EPI to Anat alignment issues


I am having issues with the alignment step of the afniproc.py script for 5 of 25 subjects. I’m attaching the script I use and an example of the misalignment in a subject.

#!/bin/tcsh -f

set subjects = “sub028”
foreach s ( $subjects )
cd $s

afni_proc.py -subj_id $s
-script proc.s -scr_overwrite \ -blocks tshift despike align tlrc volreg blur mask scale regress \ -copy_anat {s}t1.nii \

-tcat_remove_first_trs 2 \

-tcat_remove_last_trs 19 \

    -dsets                                                         \
        ${s}_scene1.nii                                                 \
        ${s}_scene2.nii                                                  \
       -volreg_align_to third                                         \
    -volreg_align_e2a                                              \
    -volreg_tlrc_warp                                             \
    -blur_size 5.0                                                 \
    -blur_in_automask                                              \
    -align_opts_aea -giant_move										\
    -regress_stim_times                                            \
        scene.1d                                                 \
     -regress_stim_labels                                          \
            Scenes     \
   -regress_basis_multi                                            \
           'BLOCK(12)'        \
   -regress_stim_types times                    \
   -regress_apply_mot_types demean                        \
   -mask_segment_anat yes                                         \
   -regress_ROI CSFe WMe                                              \
    -regress_censor_motion 0.3                                     \
    -regress_censor_outliers 0.1                                   \
    -regress_est_blur_errts                                        \
    -regress_run_clustsim no                                       \
    -regress_opts_3dD                                              \
          #-num_glt 4                                              \
          #-gltsym 'SYM: -S +Nature'                \
          #-glt_label 1 Nature-Urban                                   \
          #-gltsym 'SYM: +Urban -Nature'                          \
          #-glt_label 2 Urban-Nature                                          \
-bucket stats.${s}.basic                                             \
-jobs 30                                                            \

-write_3dD_script 3dd.block08 \

-write_3dD_prefix basis.block08 \

    -regress_3dD_stop                                              \
    -regress_reml_exec                                             \

cd …


The 19noAlign.jpg is the output of the above code

Next, I tried different functions for alignment with align_epi_anat.py, specifically:

align_epi_anat.py -epi2anat
-epi pb02.sub002.r01.despike+orig
-anat sub002t1_ns+orig
-epi_base 0 -volreg off -tshift off
-cost lpc -multi_cost lpa lpc+ZZ mi

My alignment isn’t good for any of the cost functions but for this subject al_lpa was the closest.
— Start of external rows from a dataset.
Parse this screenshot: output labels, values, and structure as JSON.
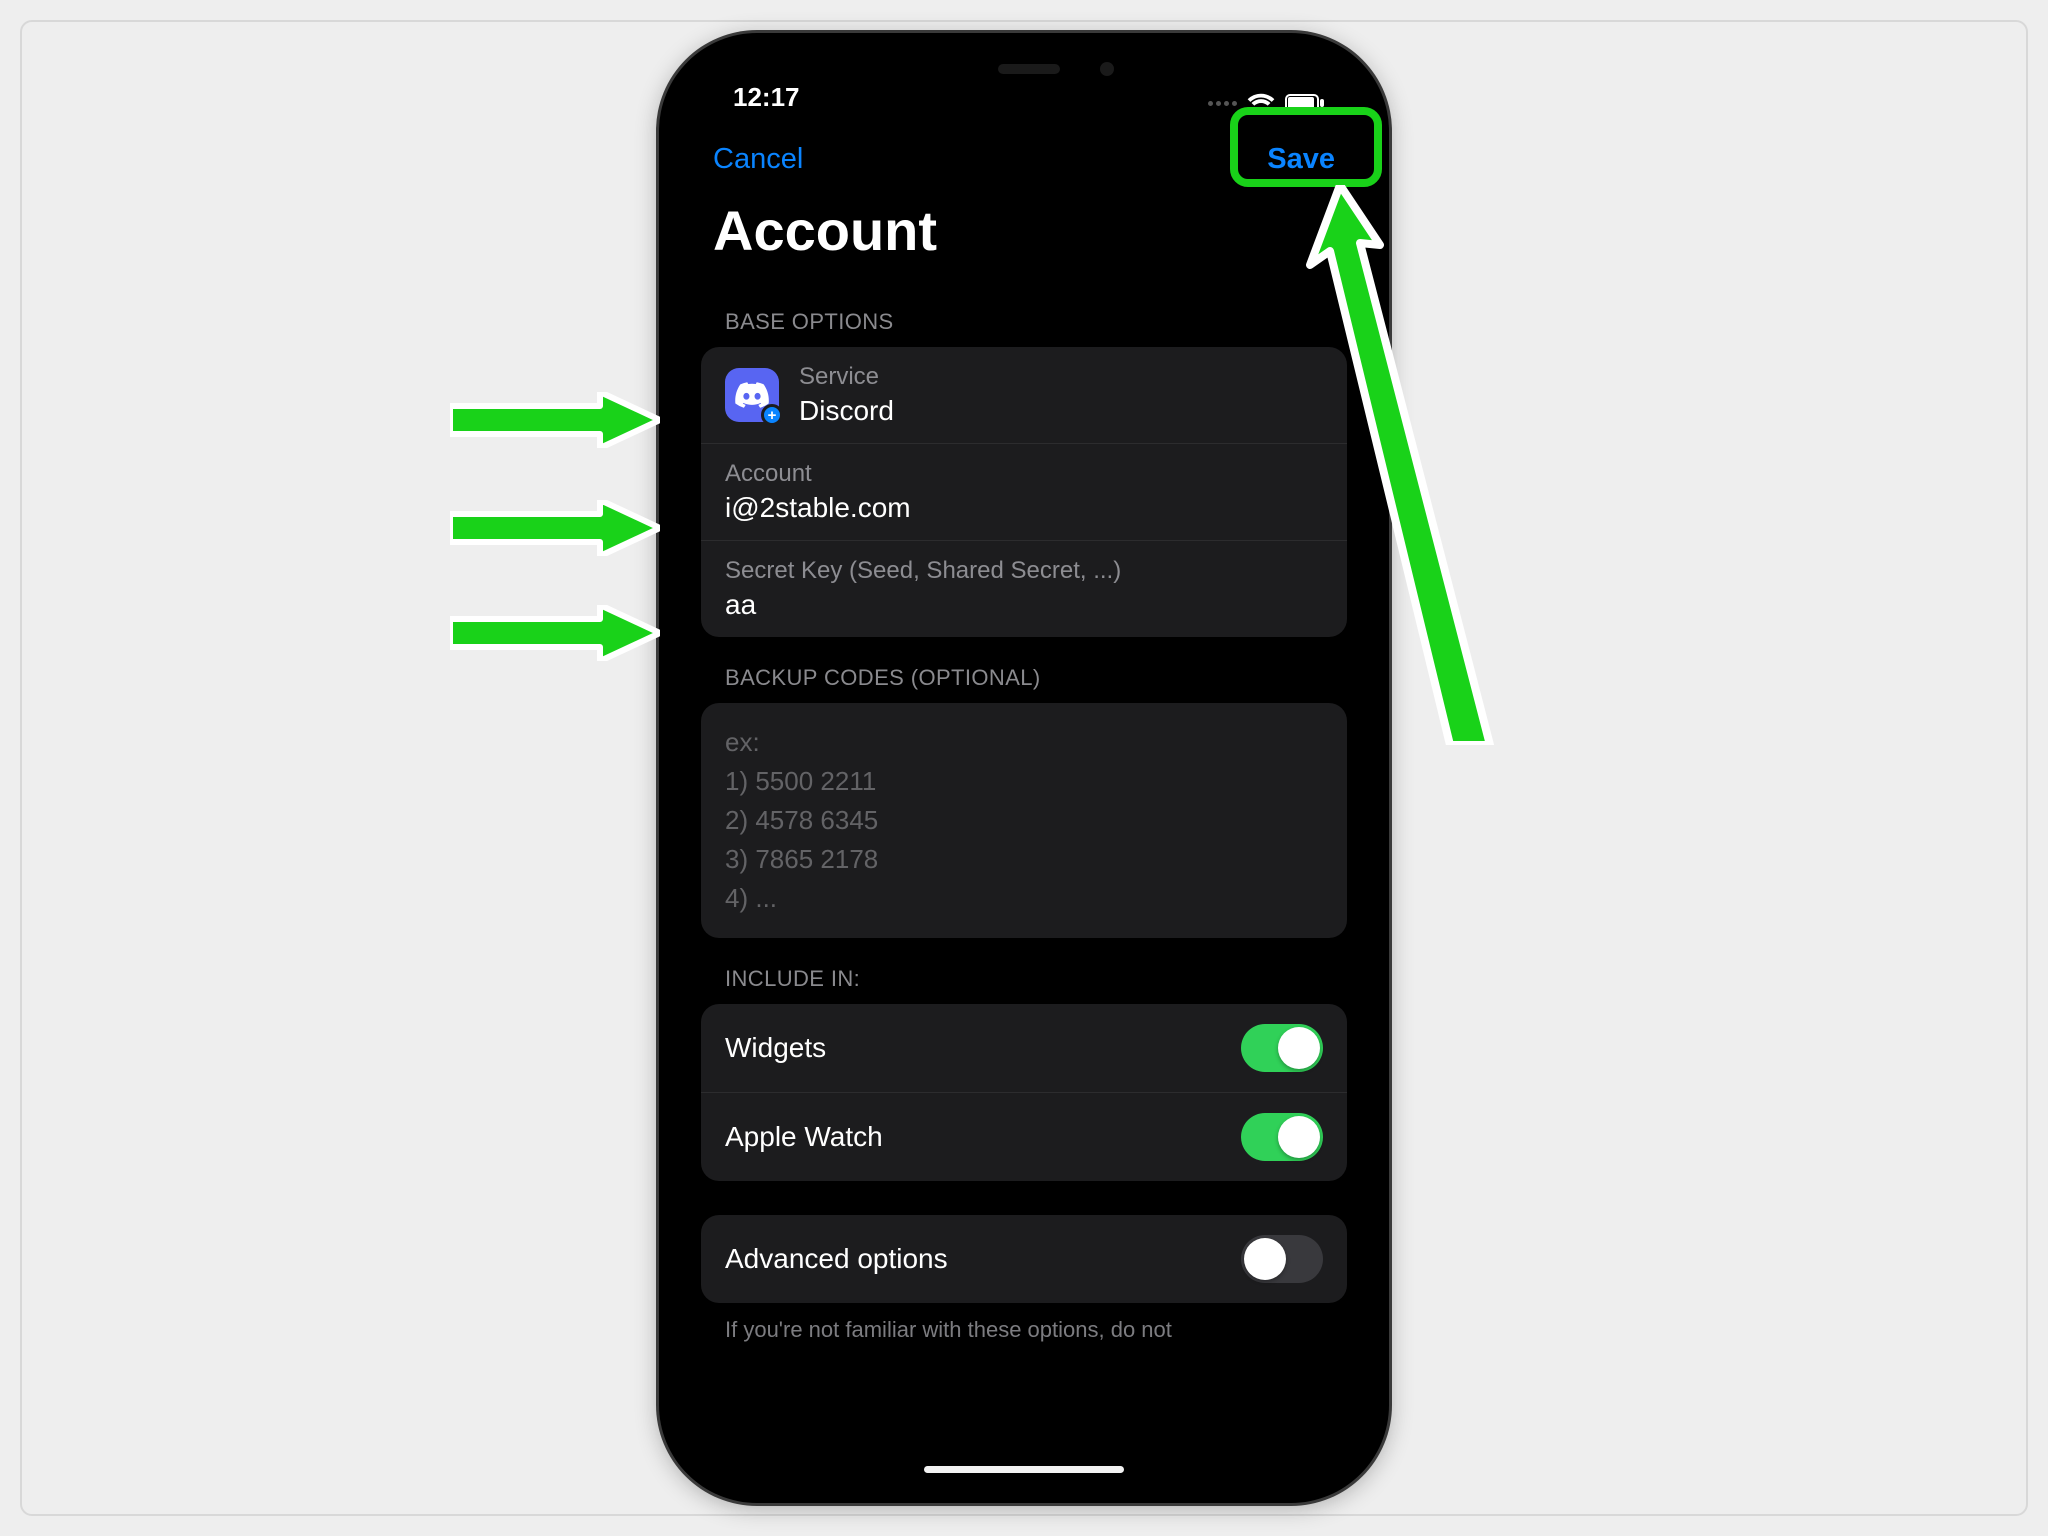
{
  "status": {
    "time": "12:17"
  },
  "nav": {
    "cancel": "Cancel",
    "save": "Save"
  },
  "title": "Account",
  "sections": {
    "base_header": "BASE OPTIONS",
    "service_label": "Service",
    "service_value": "Discord",
    "account_label": "Account",
    "account_value": "i@2stable.com",
    "secret_label": "Secret Key (Seed, Shared Secret, ...)",
    "secret_value": "aa",
    "backup_header": "BACKUP CODES (OPTIONAL)",
    "backup_placeholder": "ex:\n1) 5500 2211\n2) 4578 6345\n3) 7865 2178\n4) ...",
    "include_header": "INCLUDE IN:",
    "widgets_label": "Widgets",
    "applewatch_label": "Apple Watch",
    "advanced_label": "Advanced options",
    "advanced_hint": "If you're not familiar with these options, do not"
  },
  "toggles": {
    "widgets": true,
    "applewatch": true,
    "advanced": false
  },
  "colors": {
    "accent": "#0a84ff",
    "discord": "#5865f2",
    "switch_on": "#30d158",
    "annotation": "#19d219"
  }
}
I’ve found too that different subjects have functions that work better but none work perfectly.

Any suggestions on what’s going on or what I should do differently?




It looks like your anat has already been skullstripped; so you should include the following in either/both afni_proc.py and align_epi_anat.py:

-anat_has_skull no

If there is a large rotational difference between the EPI and anat to start with, then going above and beyond -giant_move might be necessary-- try “-ginormous_move” instead (yes, it’s the option’s real name…). I can’t tell if there might be large relative rotation in the attached images, but perhaps try this.

Given the inhomogeneity of the EPI, it might be possible that too much is being stripped away by the auto-masking (done with 3dSkullStrip by default). You could try including:

-epi_strip None

Re. cost functions:
The T1w anat has tissues in order of decreasing brightness: WM, GM, CSF. The EPI looks pretty inhomogeneous. Can you see the ventricles in it clearly? If the pattern of tissue brightness looks more like normal EPI (which is mainly inverted relative to the T1w volume), then using just the “lpc+ZZ” cost function should be your best bet-- the “+ZZ” part adds some stabilizing alignments. But if the inhomogeneity or other EPI features makes the tissue contrast of the EPI look different than normal, “lpa+ZZ” cooould have better alignment.

Separate note on skullstripping and (nonlinear) alignment to standard space: using @SSwarper to accomplish both skullstripping and warping is quite recommended; the results can be fed into afni_proc.py (see the help of that program for the recipe for doing so). It generally gives nice nonlinear alignment to standard space, as well as a well-skullstripped anatomical.


Hello PT,

Thank you for your help with this. I tried align_epi_anat.py with ginormous move, anat_has_skull no, and epi_strip None and still didn’t have luck with good alignment (see image).

align_epi_anat.py -epi2anat
-epi pb02.sub002.r01.despike+orig
-anat sub002t1_ns+orig
-epi_strip None
-anat_has_skull no
-epi_base 0 -volreg off -tshift off
-cost lpc -multi_cost lpa lpc+ZZ mi

The raw scans have better alignment than the processed ones (but still not good).

I’m going to try your other suggestion of SSwarper next and see how that goes. Will keep you posted.



Hmm, weird. But some data is like that…

If you want, I can take a look. I have PM’ed you upload instructions.